Какой долгой видится жизнь вначале и какой короткой она оказывается в конце! Теперь ему представлялось, будто ее и вовсе не было, и мгновение, когда он сознал свое «я», все еще длится, вобрав в себя его путь от первых шагов по земле до сегодняшнего дня. Прерывистыми кадрами вспыхивали в его памяти фантомы и видения прошлого, сливаясь в конце концов в одно целое, в котором полностью замыкался магический круг его судьбы…
У него не было надобности даже оборачиваться, чтобы почувствовать ее присутствие, а почувствовав это, он тихо спросил, все так же глядя перед собой, но в себя:
— Вы уже знаете?
— Да.
— Что вы об этом думаете?
— Будем надеяться, Александр Васильевич, они все-таки европейцы.
— Европейцы обычно употребляют это слово, когда хотят оправдать свое равнодушие.
— Но они военные, дорогой Александр Васильевич, для них небезразлично понятие чести.
— К сожалению, они давно забыли о том, что это такое.
— Но они предлагают нам перейти в вагон под их флагами.
— То есть в мой собственный гроб, покрытый их знаменами.
— И все же будем надеяться, Александр Васильевич, будем надеяться…
Легкие ладони ее легли ему сзади на плечи, и от этого их летучего прикосновения все в нем затихло, выровнялось, улеглось. Поэтому, когда на пороге появилась тучная фигура генерала Зенкевича, он был уже снова собран и предупредителен:
— Слушаю вас, генерал.
Тот некоторое время смущенно таращился на Адмирала базедовыми глазами, грузно переминался с ноги на ногу и, наконец, выдавил из себя с заметным усилием:
— Простите, Ваше высокопревосходительство, союзники торопят… Мы должны немедленно перебраться в чешский эшелон… Иначе они не ручаются за вашу безопасность… На станции неспокойно…
— Кто с нами?
Зенкевич еще более сник и напрягся:
— Только ближайшее окружение, Ваше высокопревосходительство… Таково условие чехов… Генерал Сыровой уже распорядился поставить нас на общий солдатский котел…
Адмирал равнодушно пожал плечами: Сыровой мстил.
Мстил мелко и глупо, как всякий торжествующий плебей. На таких у Адмирала обычно не хватало даже презрения.
(Новоиспеченный чешский генерал великодушно дарил полному русскому адмиралу, Верховному Правителю России, право пользоваться котлом иноземных солдат, состоявшим из харчей, реквизированных ими у сибирских крестьян: не правда ли, восхитительно, а?)
— Я готов, — он бережно снял ее руки с себя и, повернувшись к ней лицом, взял их в свои. — Надеюсь, эти милостивые государи не оставят здесь, вместе с моим конвоем, русского золота?
— Золотой запас, Ваше высокопревосходительство, уже отбыл в Иркутск.
— Я был уверен, что об этом они позаботятся, деньги они считать умеют, в особенности чужие.
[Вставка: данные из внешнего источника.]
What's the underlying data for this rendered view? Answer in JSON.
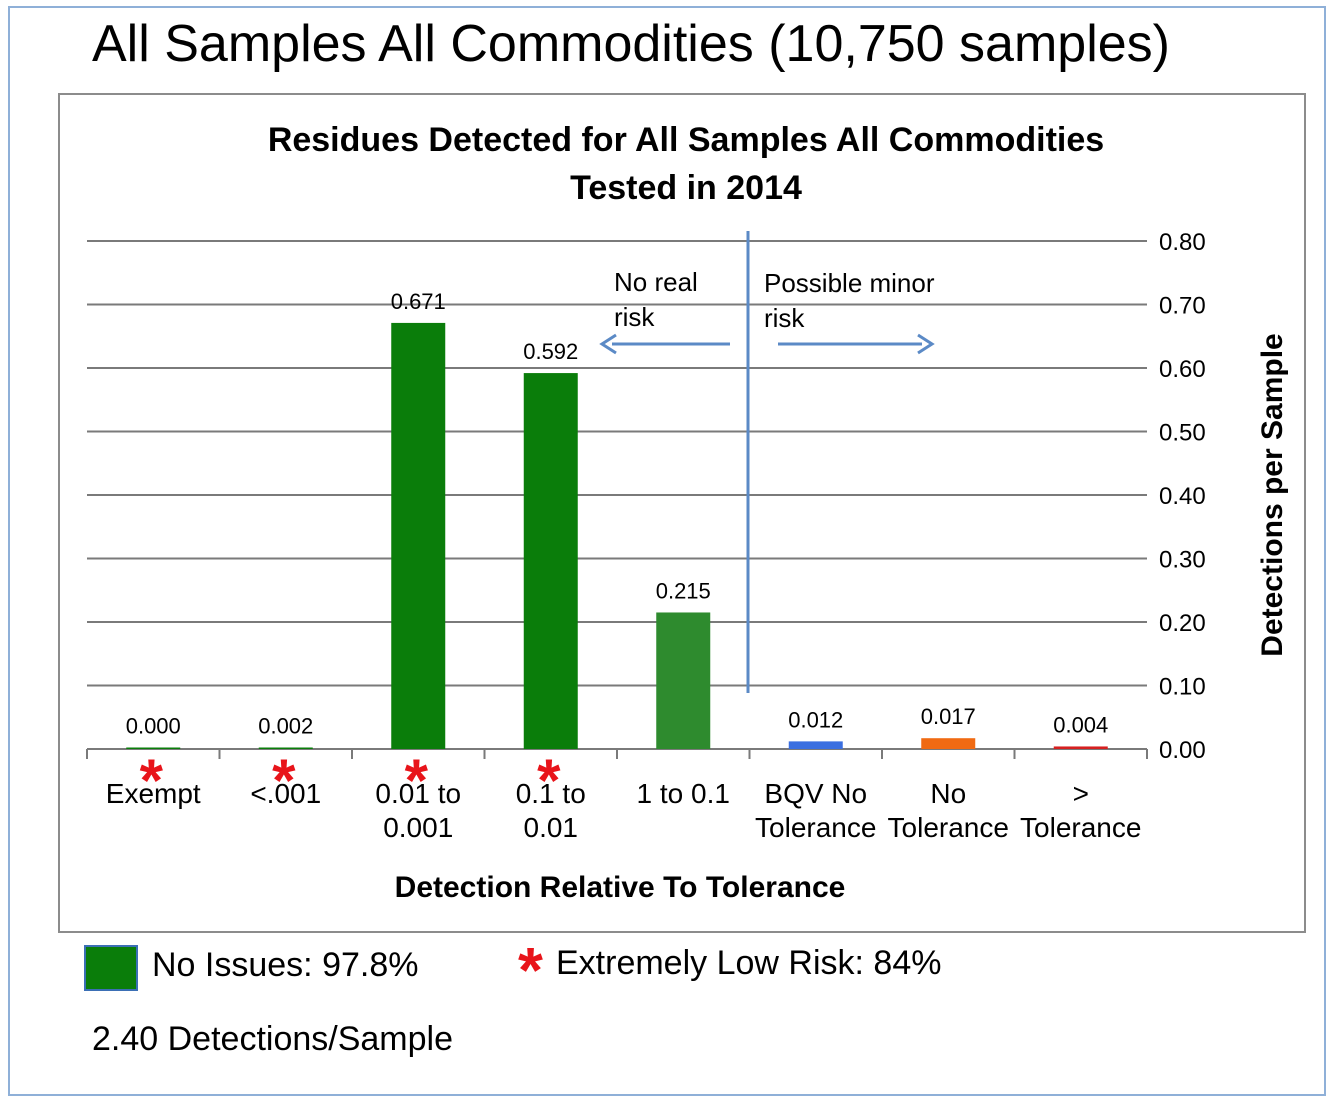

Попросите собрать для меня самое необходимое, больше мне уже наверное не понадобится. Благодарю вас. — И к ней, с обреченной решимостью: — Анна Васильевна, милая, оденьтесь потеплей, холод на дворе анафемский…
С этого момента их отношения, дошедши до своего последнего предела, сделались обыденнее, проще, доверительней. У них уже не было надобности считаться с какими-либо ограничениями или условностями, связанными с их официальным положением. Впервые за эти годы существовавшей между ними переменчивой близости они стали наконец по-настоящему близки…
Ночь обвалилась на них звездной пропастью, перехватила дыхание режущей стужей и хрустко заскрипела под ногами, сопровождая их путь к чешскому эшелону.
Где-то далеко впереди, из-за крыш станционных построек, призывно попыхивали огневые зарницы и перекатывался гул орудийной переклички. Тепло живой жизни затаилось под кровлями жилищ и вагонов, посвечивая оттуда тусклыми огоньками притемненных окошек, а над всем этим, угрожающе сдвигаясь, аспидно возносилось раскаленное от звезд небо.
(Мне кажется, что я и вправду вижу ее — эту маленькую процессию на железнодорожных путях заштатной сибирской станции, с падающими летучими тенями на сверкающем снегу, и все во мне устремляется следом за нею, этой процессией, чтобы, преодолев барьеры времени, настичь ее и остановить: куда вы!)
В коридоре вагона второго класса было не протолкнуться, но при появлении Адмирала и его спутницы солдатский гомонок затих, раздвинулся вдоль окон, уступая им место для прохода, а затем молча, со смущенным любопытством, пропустил мимо себя в отведенное для них купе. Щелчок замка задвинутой за ними двери отделил их от этого любопытства, и они наконец остались наедине, порывисто припав друг к другу:
— Вам холодно?
— Нет, нет, Александр Васильевич, совсем нет!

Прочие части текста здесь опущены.